Five people representing the academic quadrathlon team stand with their thumbs out and one holds a plaque. They are dressed nicely.
The Texas A&M Department of Animal Science academic quadrathlon team, from left to right, Zachary Hoelscher; Carson Carter; Sushil Paudyal, Ph.D., assistant professor and team coordinator; Brittley Bowers and Michael Penner qualified to represent their region at the American Society of Animal Science national contest. (Courtesy photo)

The Texas A&M College of Agriculture and Life Sciences Department of Animal Science academic quadrathlon team secured first place at the Southern Regional American Society of Animal Science, ASAS, Academic Quadrathlon Contest. The contest was recently held in Louisville, Kentucky, and marked the fourth consecutive win for a Texas A&M team.

Team members include animal science students Brittley Bowers ’25, Fredericksburg; Carson Carter ’26, Iola; Zachary Hoelscher ’25, Robinson; and Michael Penner ’25, Alvarado. Their knowledge and skills were tested in various areas of animal science and agriculture against 17 other university teams from across the southern U.S.

The 2024 team swept the contest by placing first in each section, which included a quiz bowl, lab practicum, written exam and oral presentation.

Contest provides unique learning experience, builds practical skills

As one of the 10 competitive teams in the Department of Animal Science, students on the academic quadrathlon team build important leadership, public speaking, critical thinking and time management skills. According to the team’s coordinator Sushil Paudyal, Ph.D., assistant professor of dairy science, Bryan-College Station, the depth of study the students receive from the department’s robust curriculum prepared students to achieve such a high level of success.

“Our students have a competitive edge in this competition because our animal science curriculum provides dynamic and challenging hands-on learning experiences,” Paudyal said. “Team members are able to take full advantage of the depths of proficiency found in our department thanks to the support from faculty and graduate students at Texas A&M.”

A meeting-type set up facing four students on one side and four students on another side with a judge or announcer in the middle. They face forward and the backs of chairs and audience are seen.
The Texas A&M Department of Animal Science academic quadrathlon team competes during the quiz bowl section of the contest in Louisville, Kentucky. The Academic Quadrathlon Contest includes four sections of competition: quiz bowl, lab practicum, written exam and oral presentation. (Courtesy photo)

The contest is a unique learning experience that tests the students’ practical and scientific skills in all areas of animal science. According to the ASAS website, the laboratory practicum requires the team to demonstrate physical skills working at stations involving animal species or a disciplinary area such as nutrition or reproduction. For the written exam portion, team members have 60 minutes to answer animal production or product questions. The oral presentation requires students to choose an animal agriculture topic and make a 15-minute presentation. Finally, the quiz bowl is organized as a double-elimination tournament beginning with “toss up” questions that must be answered individually, followed by collaborative “bonus” questions allowing teams a chance to earn extra points.  

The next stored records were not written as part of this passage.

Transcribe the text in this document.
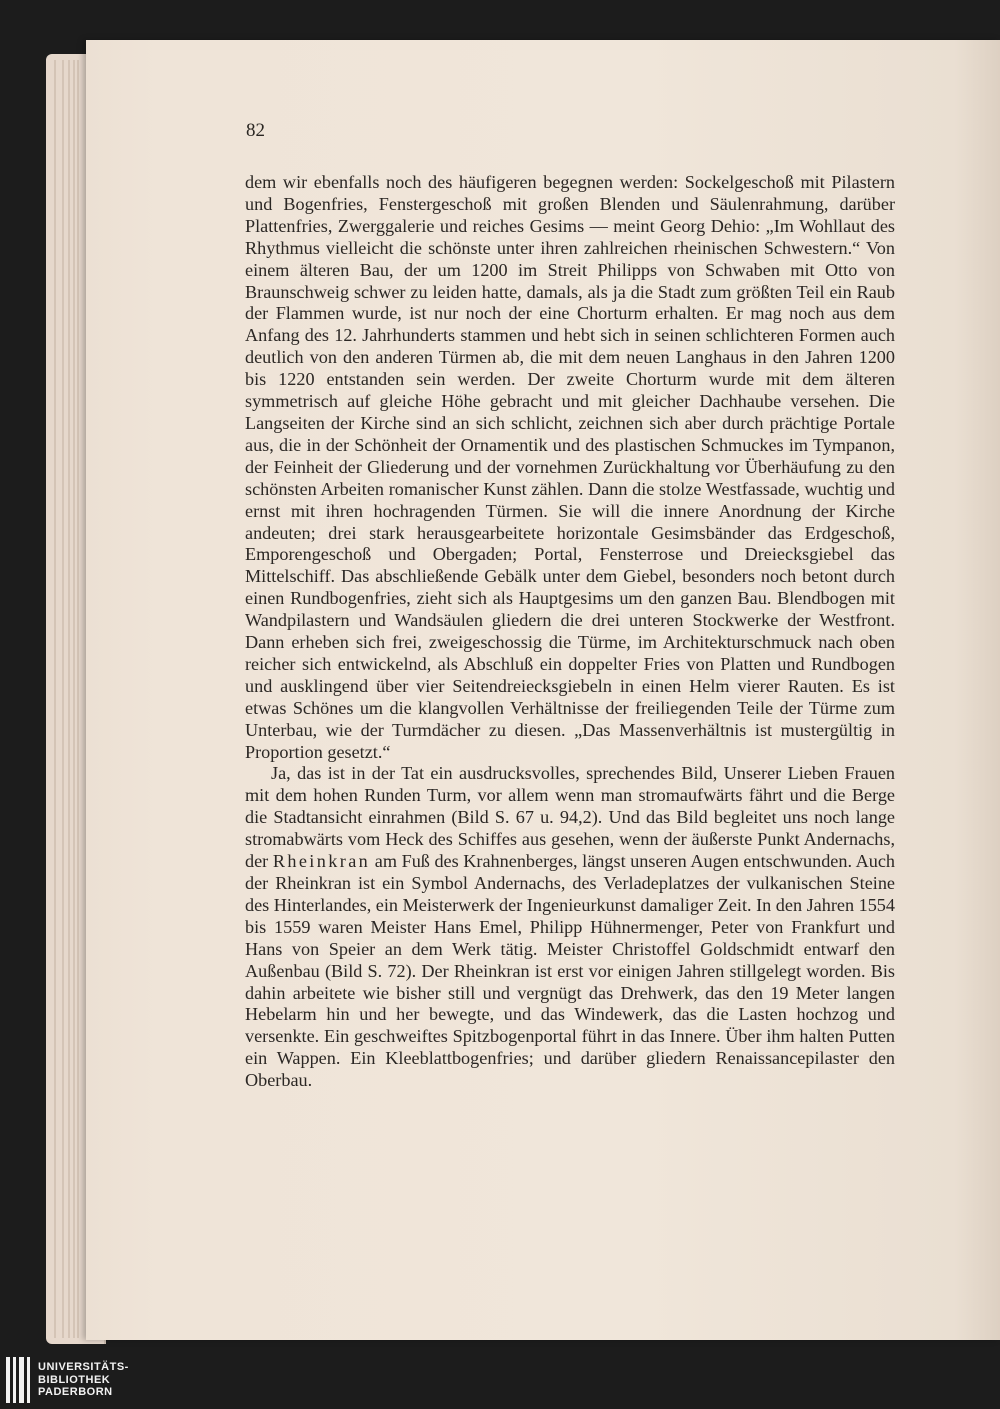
82

dem wir ebenfalls noch des häufigeren begegnen werden: Sockelgeschoß mit Pilastern und Bogenfries, Fenstergeschoß mit großen Blenden und Säulenrahmung, darüber Plattenfries, Zwerggalerie und reiches Gesims — meint Georg Dehio: „Im Wohllaut des Rhythmus vielleicht die schönste unter ihren zahlreichen rheinischen Schwestern.“ Von einem älteren Bau, der um 1200 im Streit Philipps von Schwaben mit Otto von Braunschweig schwer zu leiden hatte, damals, als ja die Stadt zum größten Teil ein Raub der Flammen wurde, ist nur noch der eine Chorturm erhalten. Er mag noch aus dem Anfang des 12. Jahrhunderts stammen und hebt sich in seinen schlichteren Formen auch deutlich von den anderen Türmen ab, die mit dem neuen Langhaus in den Jahren 1200 bis 1220 entstanden sein werden. Der zweite Chorturm wurde mit dem älteren symmetrisch auf gleiche Höhe gebracht und mit gleicher Dachhaube versehen. Die Langseiten der Kirche sind an sich schlicht, zeichnen sich aber durch prächtige Portale aus, die in der Schönheit der Ornamentik und des plastischen Schmuckes im Tympanon, der Feinheit der Gliederung und der vornehmen Zurückhaltung vor Überhäufung zu den schönsten Arbeiten romanischer Kunst zählen. Dann die stolze Westfassade, wuchtig und ernst mit ihren hochragenden Türmen. Sie will die innere Anordnung der Kirche andeuten; drei stark herausgearbeitete horizontale Gesimsbänder das Erdgeschoß, Emporengeschoß und Obergaden; Portal, Fensterrose und Dreiecksgiebel das Mittelschiff. Das abschließende Gebälk unter dem Giebel, besonders noch betont durch einen Rundbogenfries, zieht sich als Hauptgesims um den ganzen Bau. Blendbogen mit Wandpilastern und Wandsäulen gliedern die drei unteren Stockwerke der Westfront. Dann erheben sich frei, zweigeschossig die Türme, im Architekturschmuck nach oben reicher sich entwickelnd, als Abschluß ein doppelter Fries von Platten und Rundbogen und ausklingend über vier Seitendreiecksgiebeln in einen Helm vierer Rauten. Es ist etwas Schönes um die klangvollen Verhältnisse der freiliegenden Teile der Türme zum Unterbau, wie der Turmdächer zu diesen. „Das Massenverhältnis ist mustergültig in Proportion gesetzt.“

Ja, das ist in der Tat ein ausdrucksvolles, sprechendes Bild, Unserer Lieben Frauen mit dem hohen Runden Turm, vor allem wenn man stromaufwärts fährt und die Berge die Stadtansicht einrahmen (Bild S. 67 u. 94,2). Und das Bild begleitet uns noch lange stromabwärts vom Heck des Schiffes aus gesehen, wenn der äußerste Punkt Andernachs, der Rheinkran am Fuß des Krahnenberges, längst unseren Augen entschwunden. Auch der Rheinkran ist ein Symbol Andernachs, des Verladeplatzes der vulkanischen Steine des Hinterlandes, ein Meisterwerk der Ingenieurkunst damaliger Zeit. In den Jahren 1554 bis 1559 waren Meister Hans Emel, Philipp Hühnermenger, Peter von Frankfurt und Hans von Speier an dem Werk tätig. Meister Christoffel Goldschmidt entwarf den Außenbau (Bild S. 72). Der Rheinkran ist erst vor einigen Jahren stillgelegt worden. Bis dahin arbeitete wie bisher still und vergnügt das Drehwerk, das den 19 Meter langen Hebelarm hin und her bewegte, und das Windewerk, das die Lasten hochzog und versenkte. Ein geschweiftes Spitzbogenportal führt in das Innere. Über ihm halten Putten ein Wappen. Ein Kleeblattbogenfries; und darüber gliedern Renaissancepilaster den Oberbau.

UNIVERSITÄTS-
BIBLIOTHEK
PADERBORN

Academic quadrathlon contests are held at the local, regional and national levels. The 2024 Texas A&M team was selected during a local contest supported by the department’s Animal Science Graduate Student Association in the fall 2023 semester. The competition replicated the regional and national contests.

The team will now prepare for the National ASAS Academic Quadrathlon Contest scheduled for July in Calgary, Canada, where they will represent the southern section and compete against first-place teams from the Midwest, Northeast and Western sections of ASAS. Texas A&M teams have been named champion or reserve champions at the last three national competitions.

“We wish the academic quadrathlon team the best of luck at the next level of competition,” said Clay Mathis, Ph.D., professor and head of the Department of Animal Science. “The success of this team demonstrates their commitment to excellence. Dr. Paudyal and our students have positively represented the department through their time, dedication and service, and we are proud of their success.”